我正在创建一个 IMDB 评级和评论数据集。
Link
我想抓取此页面上的所有评分和评论。有些评论没有评分,因此我对评论和评分的计数是不同的。
我尝试了各种方法来处理空值,但未能成功实现。
我的代码:
import requests
from bs4 import BeautifulSoup
import re
import pandas as pd
import numpy as np
import itertools
import string
url = (
"https://www.imdb.com/title/tt6320628/reviews/_ajax?ref_=undefined&paginationKey={}"
)
key = ""
data = {"user_id": [], "rating":[], "title": [], "review": []}
while True:
response = requests.get(url.format(key))
soup = BeautifulSoup(response.content, "html.parser")
# Find the pagination key
pagination_key = soup.find("div", class_="load-more-data")
if not pagination_key:
break
for user in (
[tag.attrs['href'] for tag in soup.find_all('a', attrs={'class': None})
if tag.attrs['href'].startswith('/user') & tag.attrs['href'].endswith('/')]
):
data["user_id"].append(user[6:-1])
for rate in (
[tag.previous_element for tag in soup.find_all('span', attrs={'class': 'point-scale'})]
):
if (rate.__eq__(None)):
data["rating"].append(None)
else:
data["rating"].append(rate)
## Update the 'key' variable in-order to scrape more reviews
key = pagination_key["data-key"]
for title, review in zip(
soup.find_all(class_="title"), soup.find_all(class_="text show-more__control")
):
data["title"].append(title.get_text(strip=True))
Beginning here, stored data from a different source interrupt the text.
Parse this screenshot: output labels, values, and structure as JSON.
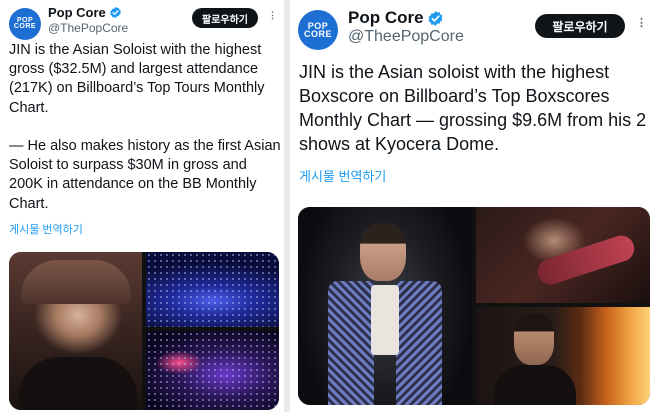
{
  "left_tweet": {
    "avatar_text_line1": "POP",
    "avatar_text_line2": "CORE",
    "display_name": "Pop Core",
    "handle": "@ThePopCore",
    "follow_label": "팔로우하기",
    "more_icon": "more-dots-icon",
    "text": "JIN is the Asian Soloist with the highest gross ($32.5M) and largest attendance (217K) on Billboard’s Top Tours Monthly Chart.\n\n— He also makes history as the first Asian Soloist to surpass $30M in gross and 200K in attendance on the BB Monthly Chart.",
    "translate_label": "게시물 번역하기"
  },
  "right_tweet": {
    "avatar_text_line1": "POP",
    "avatar_text_line2": "CORE",
    "display_name": "Pop Core",
    "handle": "@TheePopCore",
    "follow_label": "팔로우하기",
    "more_icon": "more-dots-icon",
    "text": "JIN is the Asian soloist with the highest Boxscore on Billboard’s Top Boxscores Monthly Chart — grossing $9.6M from his 2 shows at Kyocera Dome.",
    "translate_label": "게시물 번역하기"
  },
  "colors": {
    "accent_blue": "#1d9bf0",
    "verified_blue": "#1d9bf0",
    "follow_bg": "#0f1419",
    "avatar_bg": "#1d6fd4",
    "handle_gray": "#536471"
  }
}
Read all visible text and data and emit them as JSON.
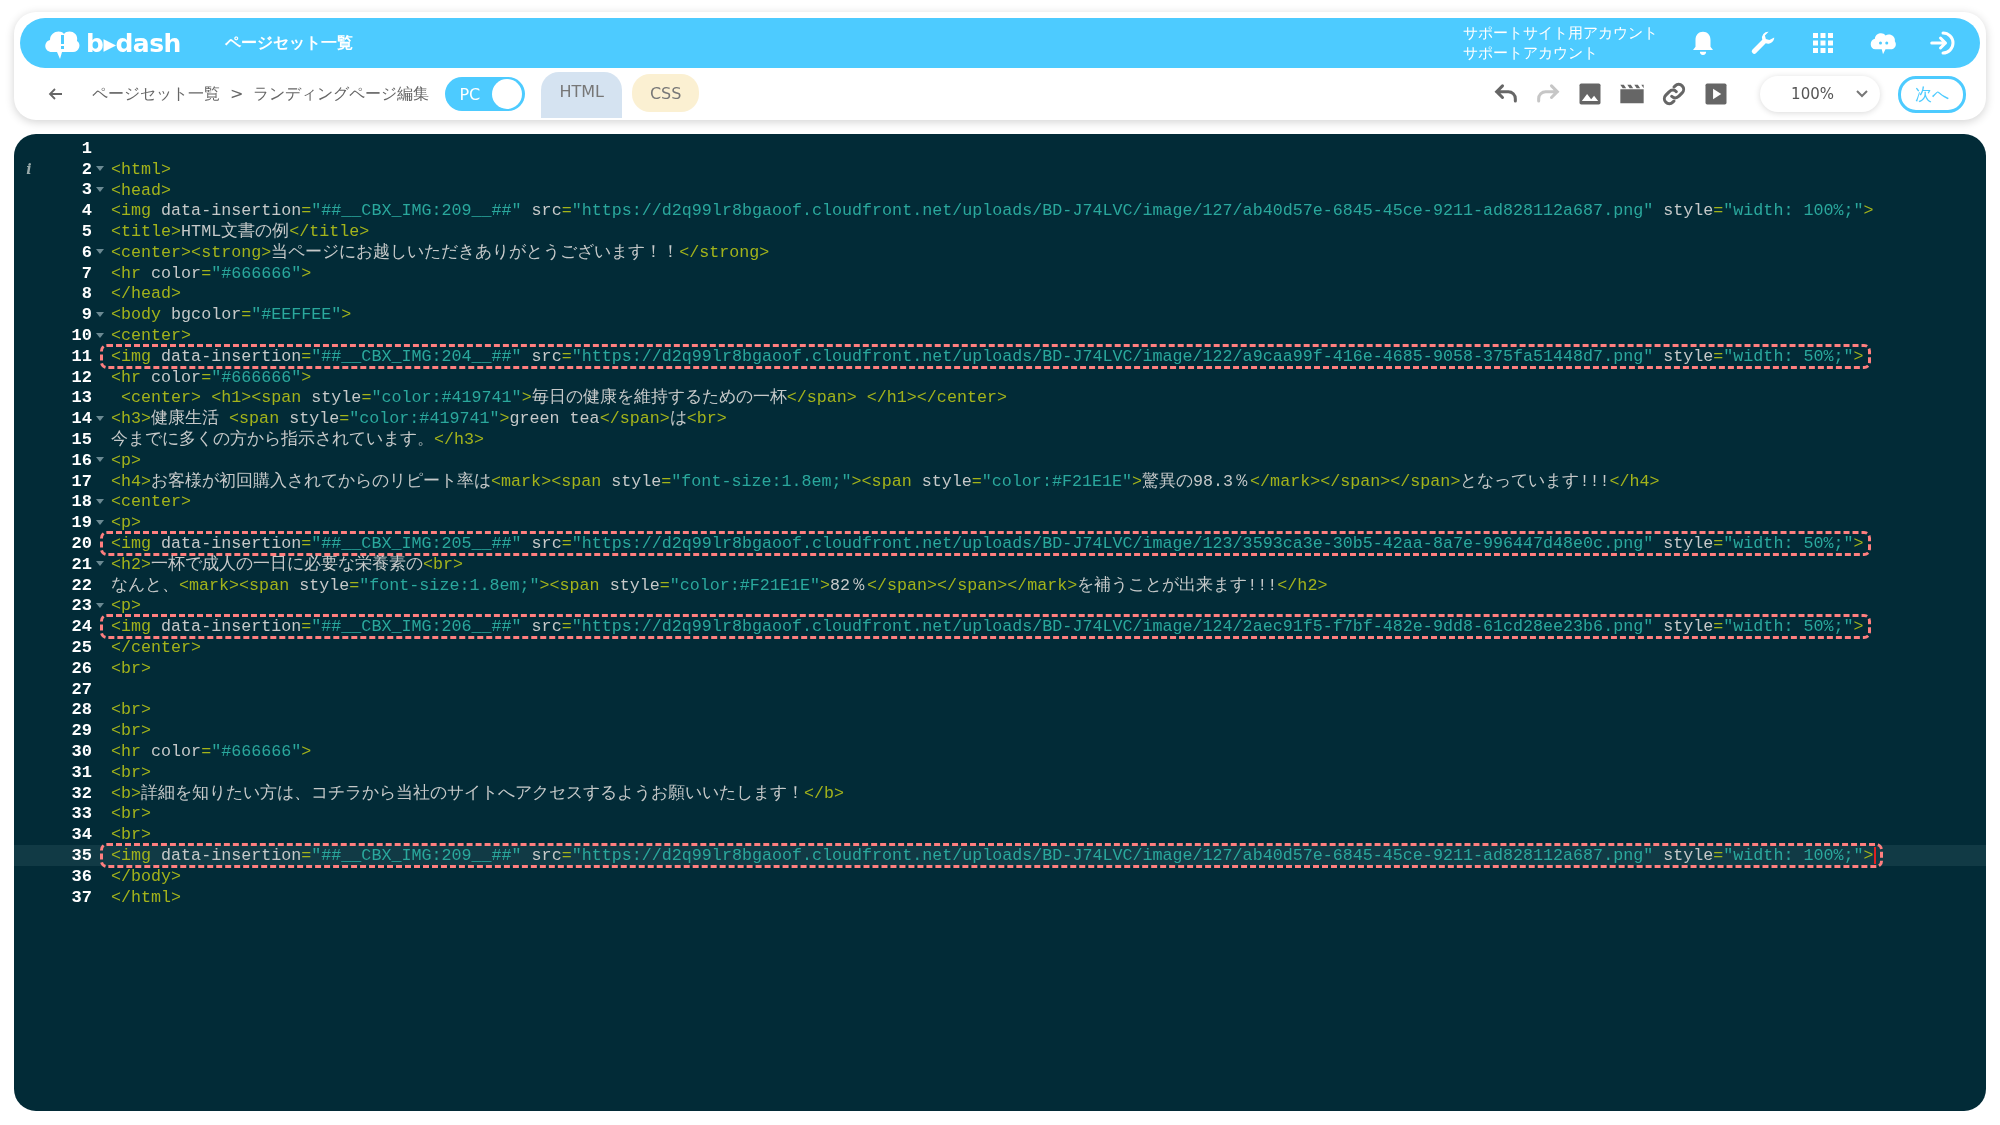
{
  "header": {
    "logo": "b▸dash",
    "title": "ページセット一覧",
    "account_lines": [
      "サポートサイト用アカウント",
      "サポートアカウント"
    ],
    "icons": [
      {
        "kind": "bell"
      },
      {
        "kind": "wrench"
      },
      {
        "kind": "grid"
      },
      {
        "kind": "chat"
      },
      {
        "kind": "logout"
      }
    ]
  },
  "toolbar": {
    "breadcrumb": [
      "ページセット一覧",
      ">",
      "ランディングページ編集"
    ],
    "toggle": {
      "label": "PC",
      "on": true
    },
    "tabs": [
      {
        "label": "HTML",
        "selected": true,
        "color": "#d5e3f1"
      },
      {
        "label": "CSS",
        "selected": false,
        "color": "#fbf0d2"
      }
    ],
    "tools": [
      {
        "kind": "undo",
        "disabled": false
      },
      {
        "kind": "redo",
        "disabled": true
      },
      {
        "kind": "image",
        "disabled": false
      },
      {
        "kind": "clapper",
        "disabled": false
      },
      {
        "kind": "link",
        "disabled": false
      },
      {
        "kind": "play",
        "disabled": false
      }
    ],
    "zoom": "100%",
    "next_button": "次へ"
  },
  "editor": {
    "lines": [
      {
        "number": "1",
        "fold": false,
        "marked": false,
        "active": false
      },
      {
        "number": "2",
        "text": "<html>",
        "fold": true,
        "marked": false,
        "active": false,
        "annotation": "i"
      },
      {
        "number": "3",
        "text": "<head>",
        "fold": true,
        "marked": false,
        "active": false
      },
      {
        "number": "4",
        "text": "<img data-insertion=\"##__CBX_IMG:209__##\" src=\"https://d2q99lr8bgaoof.cloudfront.net/uploads/BD-J74LVC/image/127/ab40d57e-6845-45ce-9211-ad828112a687.png\" style=\"width: 100%;\">",
        "fold": false,
        "marked": false,
        "active": false
      },
      {
        "number": "5",
        "text": "<title>HTML文書の例</title>",
        "fold": false,
        "marked": false,
        "active": false
      },
      {
        "number": "6",
        "text": "<center><strong>当ページにお越しいただきありがとうございます！！</strong>",
        "fold": true,
        "marked": false,
        "active": false
      },
      {
        "number": "7",
        "text": "<hr color=\"#666666\">",
        "fold": false,
        "marked": false,
        "active": false
      },
      {
        "number": "8",
        "text": "</head>",
        "fold": false,
        "marked": false,
        "active": false
      },
      {
        "number": "9",
        "text": "<body bgcolor=\"#EEFFEE\">",
        "fold": true,
        "marked": false,
        "active": false
      },
      {
        "number": "10",
        "text": "<center>",
        "fold": true,
        "marked": false,
        "active": false
      },
      {
        "number": "11",
        "text": "<img data-insertion=\"##__CBX_IMG:204__##\" src=\"https://d2q99lr8bgaoof.cloudfront.net/uploads/BD-J74LVC/image/122/a9caa99f-416e-4685-9058-375fa51448d7.png\" style=\"width: 50%;\">",
        "fold": false,
        "marked": true,
        "active": false
      },
      {
        "number": "12",
        "text": "<hr color=\"#666666\">",
        "fold": false,
        "marked": false,
        "active": false
      },
      {
        "number": "13",
        "text": " <center> <h1><span style=\"color:#419741\">毎日の健康を維持するための一杯</span> </h1></center>",
        "fold": false,
        "marked": false,
        "active": false
      },
      {
        "number": "14",
        "text": "<h3>健康生活 <span style=\"color:#419741\">green tea</span>は<br>",
        "fold": true,
        "marked": false,
        "active": false
      },
      {
        "number": "15",
        "text": "今までに多くの方から指示されています。</h3>",
        "fold": false,
        "marked": false,
        "active": false
      },
      {
        "number": "16",
        "text": "<p>",
        "fold": true,
        "marked": false,
        "active": false
      },
      {
        "number": "17",
        "text": "<h4>お客様が初回購入されてからのリピート率は<mark><span style=\"font-size:1.8em;\"><span style=\"color:#F21E1E\">驚異の98.3％</mark></span></span>となっています!!!</h4>",
        "fold": false,
        "marked": false,
        "active": false
      },
      {
        "number": "18",
        "text": "<center>",
        "fold": true,
        "marked": false,
        "active": false
      },
      {
        "number": "19",
        "text": "<p>",
        "fold": true,
        "marked": false,
        "active": false
      },
      {
        "number": "20",
        "text": "<img data-insertion=\"##__CBX_IMG:205__##\" src=\"https://d2q99lr8bgaoof.cloudfront.net/uploads/BD-J74LVC/image/123/3593ca3e-30b5-42aa-8a7e-996447d48e0c.png\" style=\"width: 50%;\">",
        "fold": false,
        "marked": true,
        "active": false
      },
      {
        "number": "21",
        "text": "<h2>一杯で成人の一日に必要な栄養素の<br>",
        "fold": true,
        "marked": false,
        "active": false
      },
      {
        "number": "22",
        "text": "なんと、<mark><span style=\"font-size:1.8em;\"><span style=\"color:#F21E1E\">82％</span></span></mark>を補うことが出来ます!!!</h2>",
        "fold": false,
        "marked": false,
        "active": false
      },
      {
        "number": "23",
        "text": "<p>",
        "fold": true,
        "marked": false,
        "active": false
      },
      {
        "number": "24",
        "text": "<img data-insertion=\"##__CBX_IMG:206__##\" src=\"https://d2q99lr8bgaoof.cloudfront.net/uploads/BD-J74LVC/image/124/2aec91f5-f7bf-482e-9dd8-61cd28ee23b6.png\" style=\"width: 50%;\">",
        "fold": false,
        "marked": true,
        "active": false
      },
      {
        "number": "25",
        "text": "</center>",
        "fold": false,
        "marked": false,
        "active": false
      },
      {
        "number": "26",
        "text": "<br>",
        "fold": false,
        "marked": false,
        "active": false
      },
      {
        "number": "27",
        "fold": false,
        "marked": false,
        "active": false
      },
      {
        "number": "28",
        "text": "<br>",
        "fold": false,
        "marked": false,
        "active": false
      },
      {
        "number": "29",
        "text": "<br>",
        "fold": false,
        "marked": false,
        "active": false
      },
      {
        "number": "30",
        "text": "<hr color=\"#666666\">",
        "fold": false,
        "marked": false,
        "active": false
      },
      {
        "number": "31",
        "text": "<br>",
        "fold": false,
        "marked": false,
        "active": false
      },
      {
        "number": "32",
        "text": "<b>詳細を知りたい方は、コチラから当社のサイトへアクセスするようお願いいたします！</b>",
        "fold": false,
        "marked": false,
        "active": false
      },
      {
        "number": "33",
        "text": "<br>",
        "fold": false,
        "marked": false,
        "active": false
      },
      {
        "number": "34",
        "text": "<br>",
        "fold": false,
        "marked": false,
        "active": false
      },
      {
        "number": "35",
        "text": "<img data-insertion=\"##__CBX_IMG:209__##\" src=\"https://d2q99lr8bgaoof.cloudfront.net/uploads/BD-J74LVC/image/127/ab40d57e-6845-45ce-9211-ad828112a687.png\" style=\"width: 100%;\">",
        "fold": false,
        "marked": true,
        "active": true
      },
      {
        "number": "36",
        "text": "</body>",
        "fold": false,
        "marked": false,
        "active": false
      },
      {
        "number": "37",
        "text": "</html>",
        "fold": false,
        "marked": false,
        "active": false
      }
    ]
  }
}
data["review"].append(review.get_text())
df = pd.DataFrame(data)
print(df)
len(data['rating'])
>>>2107
len(data['review'])
>>>2150
错误:
ValueError Traceback (most recent call last)
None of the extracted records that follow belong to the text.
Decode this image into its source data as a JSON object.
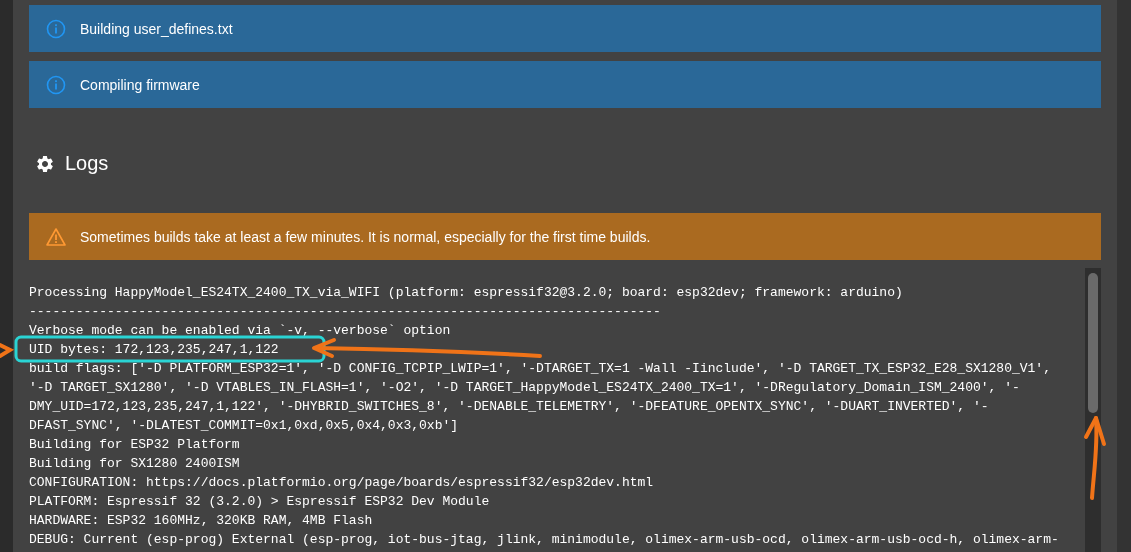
{
  "alerts": [
    {
      "kind": "info",
      "text": "Building user_defines.txt"
    },
    {
      "kind": "info",
      "text": "Compiling firmware"
    }
  ],
  "logs": {
    "title": "Logs",
    "alerts": [
      {
        "kind": "warning",
        "text": "Sometimes builds take at least a few minutes. It is normal, especially for the first time builds."
      }
    ],
    "lines": [
      "Processing HappyModel_ES24TX_2400_TX_via_WIFI (platform: espressif32@3.2.0; board: esp32dev; framework: arduino)",
      "---------------------------------------------------------------------------------",
      "Verbose mode can be enabled via `-v, --verbose` option",
      "UID bytes: 172,123,235,247,1,122",
      "build flags: ['-D PLATFORM_ESP32=1', '-D CONFIG_TCPIP_LWIP=1', '-DTARGET_TX=1 -Wall -Iinclude', '-D TARGET_TX_ESP32_E28_SX1280_V1',",
      "'-D TARGET_SX1280', '-D VTABLES_IN_FLASH=1', '-O2', '-D TARGET_HappyModel_ES24TX_2400_TX=1', '-DRegulatory_Domain_ISM_2400', '-",
      "DMY_UID=172,123,235,247,1,122', '-DHYBRID_SWITCHES_8', '-DENABLE_TELEMETRY', '-DFEATURE_OPENTX_SYNC', '-DUART_INVERTED', '-",
      "DFAST_SYNC', '-DLATEST_COMMIT=0x1,0xd,0x5,0x4,0x3,0xb']",
      "Building for ESP32 Platform",
      "Building for SX1280 2400ISM",
      "CONFIGURATION: https://docs.platformio.org/page/boards/espressif32/esp32dev.html",
      "PLATFORM: Espressif 32 (3.2.0) > Espressif ESP32 Dev Module",
      "HARDWARE: ESP32 160MHz, 320KB RAM, 4MB Flash",
      "DEBUG: Current (esp-prog) External (esp-prog, iot-bus-jtag, jlink, minimodule, olimex-arm-usb-ocd, olimex-arm-usb-ocd-h, olimex-arm-"
    ]
  }
}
<ipython-input-28-0064f972ba2a> in <module>()
41
42
---> 43 df = pd.DataFrame(data)
44 print(df)
3 frames
/usr/local/lib/python3.7/dist-packages/pandas/core/internals/construction.py in extract_index(data)
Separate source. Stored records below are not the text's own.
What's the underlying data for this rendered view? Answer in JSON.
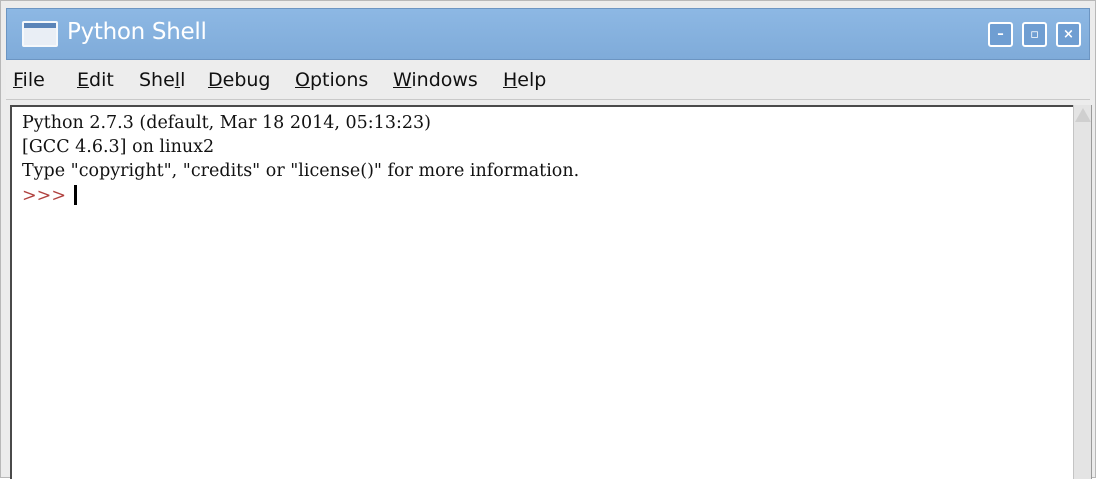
{
  "window": {
    "title": "Python Shell",
    "buttons": {
      "minimize": "–",
      "maximize": "▫",
      "close": "×"
    }
  },
  "menu": [
    {
      "pre": "",
      "u": "F",
      "post": "ile"
    },
    {
      "pre": "",
      "u": "E",
      "post": "dit"
    },
    {
      "pre": "She",
      "u": "l",
      "post": "l"
    },
    {
      "pre": "",
      "u": "D",
      "post": "ebug"
    },
    {
      "pre": "",
      "u": "O",
      "post": "ptions"
    },
    {
      "pre": "",
      "u": "W",
      "post": "indows"
    },
    {
      "pre": "",
      "u": "H",
      "post": "elp"
    }
  ],
  "shell": {
    "lines": [
      "Python 2.7.3 (default, Mar 18 2014, 05:13:23)",
      "[GCC 4.6.3] on linux2",
      "Type \"copyright\", \"credits\" or \"license()\" for more information."
    ],
    "prompt": ">>>"
  },
  "colors": {
    "titlebar": "#8db8e4",
    "prompt": "#b0413e"
  },
  "icons": {
    "app": "window-icon",
    "scroll_up": "arrow-up-icon"
  }
}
395 lengths = list(set(raw_lengths))
396 if len(lengths) > 1:
--> 397 raise ValueError("arrays must all be same length")
398
399 if have_dicts:
ValueError: arrays must all be same length
我想为数据框中不可用的评分设置空白值。
答案 0 :(得分:1)
不幸的是,并不总是有评级,所以这里的逻辑失败了:
for rate in (
[tag.previous_element for tag in soup.find_all('span', attrs={'class': 'point-scale'})]
):
if (rate.__eq__(None)):
data["rating"].append(None)
else:
data["rating"].append(rate)
无论您附加什么,您最终都会遍历少于预期数量的项目。
一种可能的解决方案:
您需要修改以确保您循环的项目数与其他列表相同,例如
for rate in (
[tag.select_one('.point-scale').previous_element if tag.select_one('.point-scale') is not None else None
for tag in soup.select('.lister-item-content')]
):
data["rating"].append(rate)
旁注:
您可以通过添加进行调试,如下所示:
if not pagination_key:
break
以下内容:
if len(soup.select('.lister-item-content, .point-scale')) % 2:
print(url.format(key))
break
然后在浏览器中访问打印的 url 并在元素选项卡浏览器查找框中输入 .lister-item-content, .point-scale
并点击返回;如果您获得的匹配数量奇数,则表示缺少评分,您可以循环查看评论以查看位置。